Rye has the best-developed root system among annual cereal crops, as with other grasses, the system is fibrous, with no defined taproot. The extensive root system including its specific rhizosphere enables it to be the most drought-tolerant cereal crop and makes it among the best green manures for improving soil structure. Field studies revealed that decomposition of incorporated 14C-labeled rye residue was accelerated through having rye plants growing in the soil. This was believed to be due to the rhizosphere microbial complex. Comparison of shoot and root dry weight and soil moisture during progressive growth stages for wheat, triticale and rye in both greenhouse, pot and field studies demonstrated significantly higher root dry weight in rye when grown in pots, but wheat showed greater root mass from depths of 20 to 50 cm in the field studies. Root growth is greatest from the seedling to flag leaf for all three cereals. Rye generally roots to a depth of 90-230 cm, thus it is deeper rooting than other small grains.
Rye seeds may germinate in storage or even while still in the ear (pre-harvest sprouting).

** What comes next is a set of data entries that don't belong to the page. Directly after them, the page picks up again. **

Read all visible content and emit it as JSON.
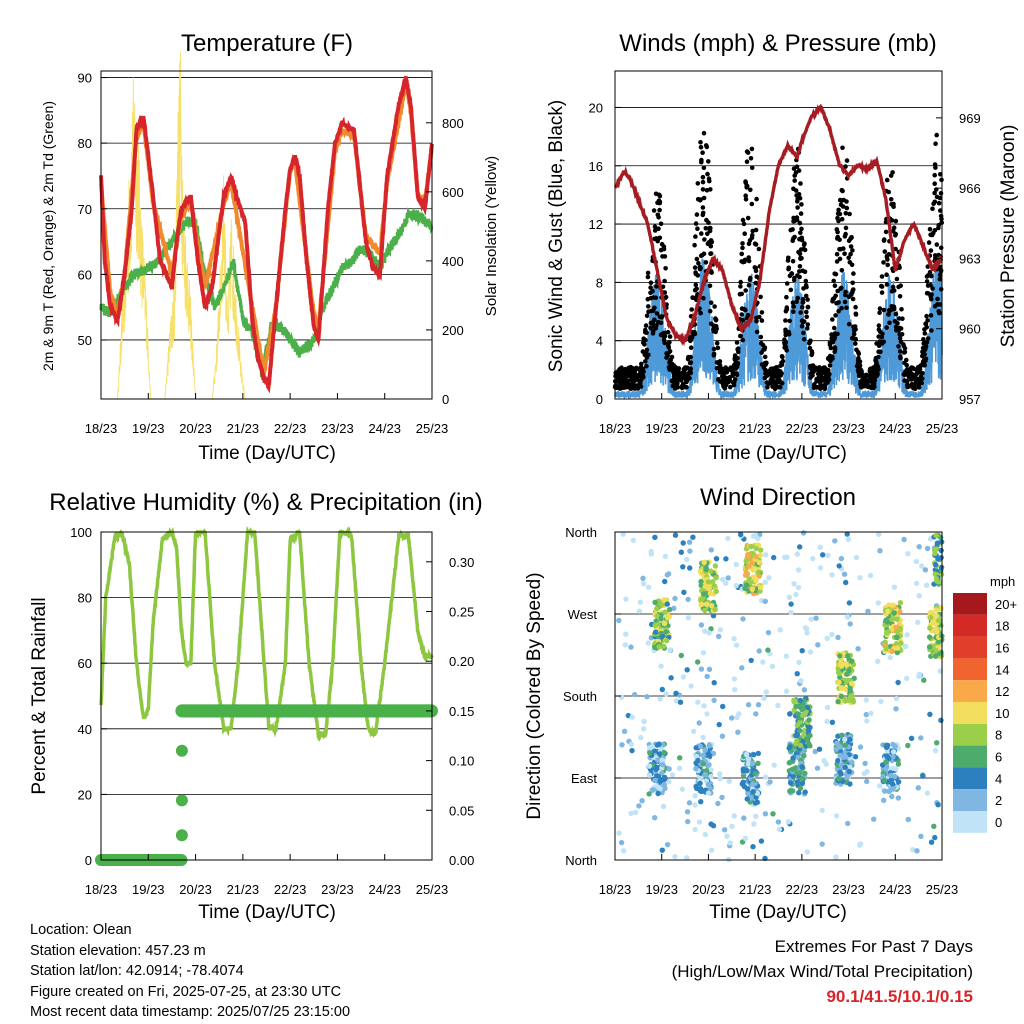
{
  "x_ticks": [
    "18/23",
    "19/23",
    "20/23",
    "21/23",
    "22/23",
    "23/23",
    "24/23",
    "25/23"
  ],
  "x_axis_label": "Time (Day/UTC)",
  "panels": {
    "temperature": {
      "title": "Temperature (F)",
      "ylabel_left": "2m & 9m T (Red, Orange) & 2m Td (Green)",
      "ylabel_right": "Solar Insolation (Yellow)",
      "yticks_left": [
        "90",
        "80",
        "70",
        "60",
        "50"
      ],
      "yticks_right": [
        "800",
        "600",
        "400",
        "200",
        "0"
      ]
    },
    "winds": {
      "title": "Winds (mph) & Pressure (mb)",
      "ylabel_left": "Sonic Wind & Gust (Blue, Black)",
      "ylabel_right": "Station Pressure (Maroon)",
      "yticks_left": [
        "20",
        "16",
        "12",
        "8",
        "4",
        "0"
      ],
      "yticks_right": [
        "969",
        "966",
        "963",
        "960",
        "957"
      ]
    },
    "humidity": {
      "title": "Relative Humidity (%) & Precipitation (in)",
      "ylabel_left": "Percent & Total Rainfall",
      "yticks_left": [
        "100",
        "80",
        "60",
        "40",
        "20",
        "0"
      ],
      "yticks_right": [
        "0.30",
        "0.25",
        "0.20",
        "0.15",
        "0.10",
        "0.05",
        "0.00"
      ]
    },
    "direction": {
      "title": "Wind Direction",
      "ylabel_left": "Direction (Colored By Speed)",
      "yticks_left": [
        "North",
        "West",
        "South",
        "East",
        "North"
      ],
      "legend_title": "mph",
      "legend_labels": [
        "20+",
        "18",
        "16",
        "14",
        "12",
        "10",
        "8",
        "6",
        "4",
        "2",
        "0"
      ],
      "legend_colors": [
        "#a5191d",
        "#d42a26",
        "#e23f2a",
        "#f1642f",
        "#f9a84a",
        "#f2dd5c",
        "#9bcf49",
        "#4dab6c",
        "#2c80bd",
        "#7fb7e2",
        "#c1e3f7"
      ]
    }
  },
  "chart_data": [
    {
      "type": "line",
      "title": "Temperature (F)",
      "x_range": [
        "18/23",
        "25/23"
      ],
      "ylim_left": [
        41,
        91
      ],
      "ylim_right": [
        0,
        950
      ],
      "series": [
        {
          "name": "2m T",
          "color": "#d6262b",
          "axis": "left",
          "x_days": [
            0,
            0.08,
            0.2,
            0.35,
            0.5,
            0.65,
            0.75,
            0.9,
            1.1,
            1.25,
            1.5,
            1.6,
            1.7,
            1.9,
            2.05,
            2.2,
            2.35,
            2.6,
            2.75,
            2.9,
            3.05,
            3.2,
            3.3,
            3.45,
            3.55,
            3.7,
            3.9,
            4.0,
            4.1,
            4.2,
            4.35,
            4.5,
            4.6,
            4.8,
            4.95,
            5.1,
            5.35,
            5.6,
            5.75,
            5.9,
            6.05,
            6.3,
            6.45,
            6.55,
            6.7,
            6.85,
            7.0
          ],
          "values": [
            75,
            62,
            55,
            53,
            60,
            70,
            82,
            84,
            72,
            62,
            58,
            65,
            70,
            72,
            62,
            55,
            58,
            72,
            75,
            71,
            68,
            53,
            48,
            44,
            43,
            55,
            70,
            76,
            78,
            75,
            62,
            52,
            50,
            70,
            80,
            83,
            82,
            65,
            61,
            60,
            75,
            86,
            90,
            86,
            72,
            70,
            80
          ]
        },
        {
          "name": "9m T",
          "color": "#f08a2e",
          "axis": "left",
          "x_days": [
            0,
            0.2,
            0.35,
            0.5,
            0.75,
            0.9,
            1.1,
            1.5,
            1.7,
            1.9,
            2.2,
            2.6,
            2.75,
            3.2,
            3.45,
            3.7,
            4.0,
            4.1,
            4.5,
            4.6,
            4.95,
            5.1,
            5.35,
            5.6,
            5.9,
            6.05,
            6.45,
            6.55,
            6.7,
            6.85,
            7.0
          ],
          "values": [
            74,
            57,
            54,
            60,
            81,
            83,
            71,
            60,
            69,
            71,
            58,
            71,
            74,
            55,
            45,
            55,
            76,
            77,
            54,
            52,
            79,
            82,
            81,
            66,
            63,
            74,
            89,
            85,
            72,
            71,
            79
          ]
        },
        {
          "name": "2m Td",
          "color": "#4bb04a",
          "axis": "left",
          "x_days": [
            0,
            0.2,
            0.5,
            0.7,
            1.0,
            1.2,
            1.4,
            1.6,
            1.8,
            2.0,
            2.2,
            2.4,
            2.6,
            2.8,
            3.0,
            3.2,
            3.4,
            3.6,
            3.8,
            4.0,
            4.2,
            4.5,
            4.7,
            4.9,
            5.1,
            5.3,
            5.5,
            5.7,
            5.9,
            6.1,
            6.3,
            6.5,
            6.7,
            6.9,
            7.0
          ],
          "values": [
            55,
            54,
            58,
            60,
            61,
            62,
            64,
            66,
            68,
            68,
            60,
            55,
            58,
            62,
            53,
            51,
            45,
            52,
            52,
            50,
            48,
            50,
            55,
            58,
            61,
            62,
            64,
            63,
            61,
            64,
            66,
            69,
            69,
            68,
            67
          ]
        },
        {
          "name": "Solar Insolation",
          "color": "#f7e06a",
          "axis": "right",
          "x_days": [
            0,
            0.35,
            0.45,
            0.55,
            0.62,
            0.7,
            0.78,
            0.85,
            0.95,
            1.05,
            1.35,
            1.45,
            1.55,
            1.62,
            1.68,
            1.75,
            1.82,
            1.9,
            2.0,
            2.35,
            2.45,
            2.52,
            2.6,
            2.68,
            2.75,
            2.85,
            2.95,
            3.05,
            7.0
          ],
          "values": [
            0,
            0,
            250,
            450,
            650,
            860,
            700,
            500,
            300,
            0,
            0,
            180,
            300,
            750,
            920,
            500,
            400,
            250,
            0,
            0,
            150,
            350,
            600,
            200,
            500,
            300,
            100,
            0,
            0
          ]
        }
      ]
    },
    {
      "type": "line",
      "title": "Winds (mph) & Pressure (mb)",
      "x_range": [
        "18/23",
        "25/23"
      ],
      "ylim_left": [
        0,
        22.5
      ],
      "ylim_right": [
        957,
        971
      ],
      "series": [
        {
          "name": "Station Pressure",
          "color": "#a51d23",
          "axis": "right",
          "x_days": [
            0,
            0.2,
            0.3,
            0.5,
            0.7,
            0.9,
            1.1,
            1.3,
            1.5,
            1.7,
            1.9,
            2.1,
            2.3,
            2.5,
            2.7,
            2.9,
            3.1,
            3.3,
            3.5,
            3.7,
            3.9,
            4.0,
            4.2,
            4.4,
            4.6,
            4.8,
            5.0,
            5.2,
            5.4,
            5.6,
            5.8,
            6.0,
            6.2,
            6.4,
            6.6,
            6.8,
            7.0
          ],
          "values": [
            966,
            966.7,
            966.5,
            965.5,
            964.5,
            962.5,
            960.5,
            959.7,
            959.5,
            960.5,
            962,
            963,
            962.5,
            961,
            960,
            960.3,
            962,
            965,
            967,
            967.8,
            967.3,
            968,
            969,
            969.5,
            968.5,
            967,
            966.5,
            967,
            966.8,
            967.2,
            965.5,
            962.5,
            963.8,
            964.5,
            963.5,
            962.5,
            963
          ]
        },
        {
          "name": "Sonic Wind",
          "color": "#4e9ad8",
          "axis": "left",
          "style": "diurnal band",
          "peaks_days": [
            0.9,
            1.9,
            2.9,
            3.9,
            4.9,
            5.9,
            6.9
          ],
          "peak_values": [
            8,
            9,
            8,
            8,
            8,
            8,
            9
          ],
          "trough_value": 0.5
        },
        {
          "name": "Gust",
          "color": "#000000",
          "axis": "left",
          "style": "points",
          "peaks_days": [
            0.9,
            1.9,
            2.9,
            3.9,
            4.9,
            5.9,
            6.9
          ],
          "peak_values": [
            14,
            18,
            17,
            16,
            16,
            15,
            17
          ],
          "trough_value": 2
        }
      ]
    },
    {
      "type": "line",
      "title": "Relative Humidity (%) & Precipitation (in)",
      "x_range": [
        "18/23",
        "25/23"
      ],
      "ylim_left": [
        0,
        100
      ],
      "ylim_right": [
        0,
        0.33
      ],
      "series": [
        {
          "name": "Relative Humidity",
          "color": "#8dc63f",
          "axis": "left",
          "x_days": [
            0,
            0.1,
            0.3,
            0.45,
            0.6,
            0.75,
            0.9,
            1.0,
            1.1,
            1.3,
            1.5,
            1.6,
            1.7,
            1.8,
            1.9,
            2.0,
            2.2,
            2.4,
            2.6,
            2.75,
            2.9,
            3.1,
            3.25,
            3.4,
            3.55,
            3.7,
            3.9,
            4.0,
            4.2,
            4.4,
            4.6,
            4.75,
            4.9,
            5.05,
            5.3,
            5.5,
            5.65,
            5.8,
            6.0,
            6.3,
            6.5,
            6.7,
            6.85,
            7.0
          ],
          "values": [
            47,
            80,
            99,
            99,
            90,
            60,
            43,
            46,
            72,
            98,
            100,
            95,
            70,
            60,
            60,
            100,
            100,
            60,
            40,
            40,
            60,
            100,
            100,
            70,
            40,
            40,
            60,
            98,
            100,
            60,
            38,
            38,
            60,
            100,
            99,
            60,
            40,
            38,
            60,
            99,
            99,
            70,
            62,
            62
          ]
        },
        {
          "name": "Total Rainfall",
          "color": "#4bb04a",
          "axis": "right",
          "style": "points",
          "x_days": [
            0,
            0.5,
            1.0,
            1.5,
            1.71,
            1.71,
            1.71,
            1.71,
            1.71,
            2.5,
            3.5,
            4.5,
            5.5,
            6.5,
            7.0
          ],
          "values": [
            0,
            0,
            0,
            0,
            0,
            0.025,
            0.06,
            0.11,
            0.15,
            0.15,
            0.15,
            0.15,
            0.15,
            0.15,
            0.15
          ]
        }
      ]
    },
    {
      "type": "scatter",
      "title": "Wind Direction",
      "x_range": [
        "18/23",
        "25/23"
      ],
      "ylim": [
        "North",
        "North"
      ],
      "color_scale": {
        "unit": "mph",
        "min": 0,
        "max": 20
      },
      "clusters": [
        {
          "x_days": 0.9,
          "direction_deg": 100,
          "speed": 3
        },
        {
          "x_days": 1.0,
          "direction_deg": 260,
          "speed": 7
        },
        {
          "x_days": 1.9,
          "direction_deg": 100,
          "speed": 3
        },
        {
          "x_days": 2.0,
          "direction_deg": 300,
          "speed": 8
        },
        {
          "x_days": 2.9,
          "direction_deg": 90,
          "speed": 3
        },
        {
          "x_days": 2.95,
          "direction_deg": 320,
          "speed": 9
        },
        {
          "x_days": 3.9,
          "direction_deg": 100,
          "speed": 4
        },
        {
          "x_days": 4.0,
          "direction_deg": 150,
          "speed": 6
        },
        {
          "x_days": 4.9,
          "direction_deg": 110,
          "speed": 3
        },
        {
          "x_days": 4.95,
          "direction_deg": 200,
          "speed": 8
        },
        {
          "x_days": 5.9,
          "direction_deg": 100,
          "speed": 3
        },
        {
          "x_days": 5.95,
          "direction_deg": 255,
          "speed": 9
        },
        {
          "x_days": 6.9,
          "direction_deg": 250,
          "speed": 8
        },
        {
          "x_days": 7.0,
          "direction_deg": 330,
          "speed": 6
        }
      ]
    }
  ],
  "info": {
    "location": "Location: Olean",
    "elevation": "Station elevation: 457.23 m",
    "latlon": "Station lat/lon: 42.0914; -78.4074",
    "created": "Figure created on Fri, 2025-07-25, at 23:30 UTC",
    "recent": "Most recent data timestamp: 2025/07/25 23:15:00"
  },
  "extremes": {
    "line1": "Extremes For Past 7 Days",
    "line2": "(High/Low/Max Wind/Total Precipitation)",
    "values": "90.1/41.5/10.1/0.15"
  }
}
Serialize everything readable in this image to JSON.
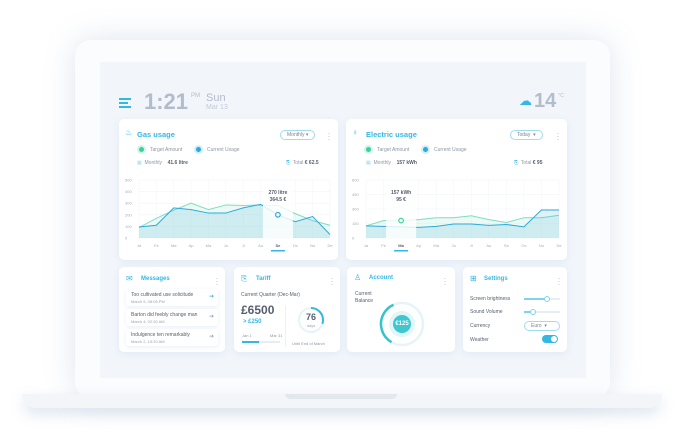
{
  "header": {
    "time": "1:21",
    "ampm": "PM",
    "day": "Sun",
    "date": "Mar 13",
    "temperature": "14",
    "temp_unit": "°C",
    "weather_icon": "cloud-snow-icon"
  },
  "gas": {
    "title": "Gas usage",
    "period": "Monthly",
    "legend": [
      "Target Amount",
      "Current Usage"
    ],
    "monthly_label": "Monthly",
    "monthly_value": "41.6 litre",
    "total_label": "Total",
    "total_value": "€ 62.5",
    "tooltip": [
      "270 litre",
      "364.5 €"
    ],
    "active_month": "Se"
  },
  "electric": {
    "title": "Electric usage",
    "period": "Today",
    "legend": [
      "Target Amount",
      "Current Usage"
    ],
    "monthly_label": "Monthly",
    "monthly_value": "157 kWh",
    "total_label": "Total",
    "total_value": "€ 95",
    "tooltip": [
      "157 kWh",
      "95 €"
    ],
    "active_month": "Ma"
  },
  "chart_data": [
    {
      "type": "area",
      "categories": [
        "Ja",
        "Fe",
        "Ma",
        "Ap",
        "Ma",
        "Ju",
        "Jl",
        "Au",
        "Se",
        "Oc",
        "No",
        "De"
      ],
      "ylim": [
        0,
        500
      ],
      "yticks": [
        0,
        100,
        200,
        300,
        400,
        500
      ],
      "grid": true,
      "series": [
        {
          "name": "Target Amount",
          "values": [
            90,
            170,
            240,
            300,
            245,
            285,
            280,
            285,
            280,
            210,
            150,
            110
          ]
        },
        {
          "name": "Current Usage",
          "values": [
            95,
            110,
            260,
            245,
            215,
            215,
            260,
            290,
            200,
            140,
            185,
            30
          ]
        }
      ]
    },
    {
      "type": "area",
      "categories": [
        "Ja",
        "Fe",
        "Ma",
        "Ap",
        "Ma",
        "Ju",
        "Jl",
        "Au",
        "Se",
        "Oc",
        "No",
        "De"
      ],
      "ylim": [
        0,
        600
      ],
      "yticks": [
        0,
        150,
        300,
        450,
        600
      ],
      "grid": true,
      "series": [
        {
          "name": "Target Amount",
          "values": [
            125,
            180,
            180,
            190,
            210,
            210,
            230,
            190,
            160,
            210,
            210,
            235
          ]
        },
        {
          "name": "Current Usage",
          "values": [
            125,
            120,
            115,
            110,
            120,
            145,
            145,
            130,
            140,
            115,
            290,
            290
          ]
        }
      ]
    }
  ],
  "messages": {
    "title": "Messages",
    "items": [
      {
        "text": "Too cultivated use solicitude",
        "date": "March 5, 08:05 PM"
      },
      {
        "text": "Barton did feebly change man",
        "date": "March 4, 02:30 AM"
      },
      {
        "text": "Indulgence ten remarkably",
        "date": "March 2, 15:20 AM"
      }
    ]
  },
  "tariff": {
    "title": "Tariff",
    "quarter": "Current Quarter (Dec-Mar)",
    "amount": "£6500",
    "delta": "> £250",
    "start": "Jan 1",
    "end": "Mar 31",
    "days": "76",
    "days_label": "days",
    "until": "Until End of March",
    "progress": 0.45,
    "days_progress": 0.3
  },
  "account": {
    "title": "Account",
    "label": "Current Balance",
    "balance": "€125",
    "gauge": 0.35
  },
  "settings": {
    "title": "Settings",
    "brightness_label": "Screen brightness",
    "brightness": 0.65,
    "volume_label": "Sound Volume",
    "volume": 0.25,
    "currency_label": "Currency",
    "currency": "Euro",
    "weather_label": "Weather",
    "weather_on": true
  },
  "colors": {
    "accent": "#35b7e6",
    "target": "#7fdcc4",
    "current": "#2fa9d8"
  }
}
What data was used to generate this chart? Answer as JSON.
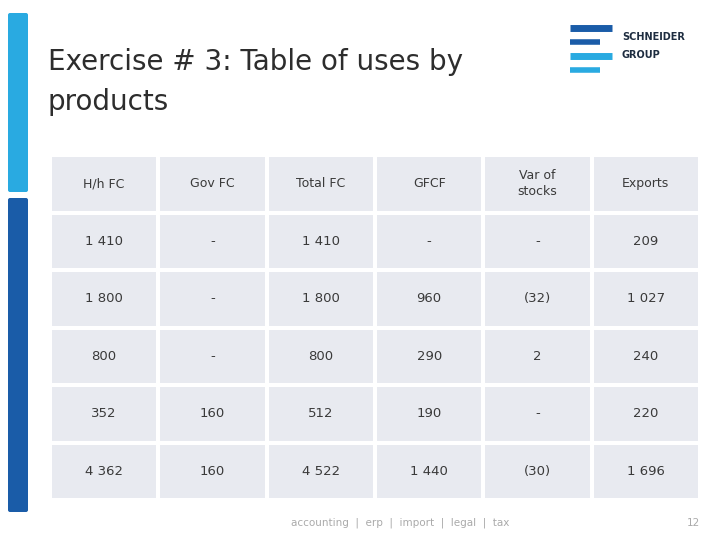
{
  "title_line1": "Exercise # 3: Table of uses by",
  "title_line2": "products",
  "title_fontsize": 20,
  "title_color": "#2d2d2d",
  "background_color": "#ffffff",
  "left_bar_color1": "#29aae1",
  "left_bar_color2": "#1a5ca8",
  "header_row": [
    "H/h FC",
    "Gov FC",
    "Total FC",
    "GFCF",
    "Var of\nstocks",
    "Exports"
  ],
  "data_rows": [
    [
      "1 410",
      "-",
      "1 410",
      "-",
      "-",
      "209"
    ],
    [
      "1 800",
      "-",
      "1 800",
      "960",
      "(32)",
      "1 027"
    ],
    [
      "800",
      "-",
      "800",
      "290",
      "2",
      "240"
    ],
    [
      "352",
      "160",
      "512",
      "190",
      "-",
      "220"
    ],
    [
      "4 362",
      "160",
      "4 522",
      "1 440",
      "(30)",
      "1 696"
    ]
  ],
  "table_bg_color": "#e8eaf0",
  "table_line_color": "#ffffff",
  "table_text_color": "#3a3a3a",
  "footer_text": "accounting  |  erp  |  import  |  legal  |  tax",
  "footer_page": "12",
  "footer_color": "#aaaaaa",
  "footer_fontsize": 7.5,
  "schneider_text1": "SCHNEIDER",
  "schneider_text2": "GROUP"
}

Seeds will germinate at temperatures as low as 3-5 °C, but optimal range is 25-31 °C. In most northern countries rye can be established when seeded as late as October 1. Minimal temperatures for germinating have been variously given as 1 to 2 °C, and 0.6. In the autumn, rye grows more rapidly than wheat, oat, or various other annual grasses. Although rye is usually regarded as a winter crop, several spring-sown varieties are available. As a long-day plant, flowering is induced by 14 h of daylight when this is accompanied by temperatures of 5-10 °C. Shortened day length can cause rye plants to remain vegetative for up to seven and more years. This behavior is sometimes used for maintaining or multiplication of specific genotypes by cloning under short-day conditions.
In comparison to other cereals, such as wheat, triticale, and barley, the energy content of rye seeds ranges with 13,3 MJ/kg between barley and wheat. The crude protein content is the lowest among the cereals (8-10 % of the dry matter), while the starch content ranges with 50-70 % of dry matter again between barley and wheat. The fat content is about 2 % in seed. Pentosans are playing a particular role in rye utilization. Their content is between 9 to 10 % of the dry matter, depending on the variety. About 25 % of the pentosans are water-soluble. Pentosans showing soaking effects and decrease digestion when fed to animals. The lysine content is about 3.7 %, the methionine content 3.6 % and the threonine content about 3.0 % of the mean crude protein content, respectively. Thus, rye shows the highest lysine content among the cereals mentioned above (wheat ≈ 2.5 %, barley ≈ 3.5 %, triticale ≈ 3.0 %).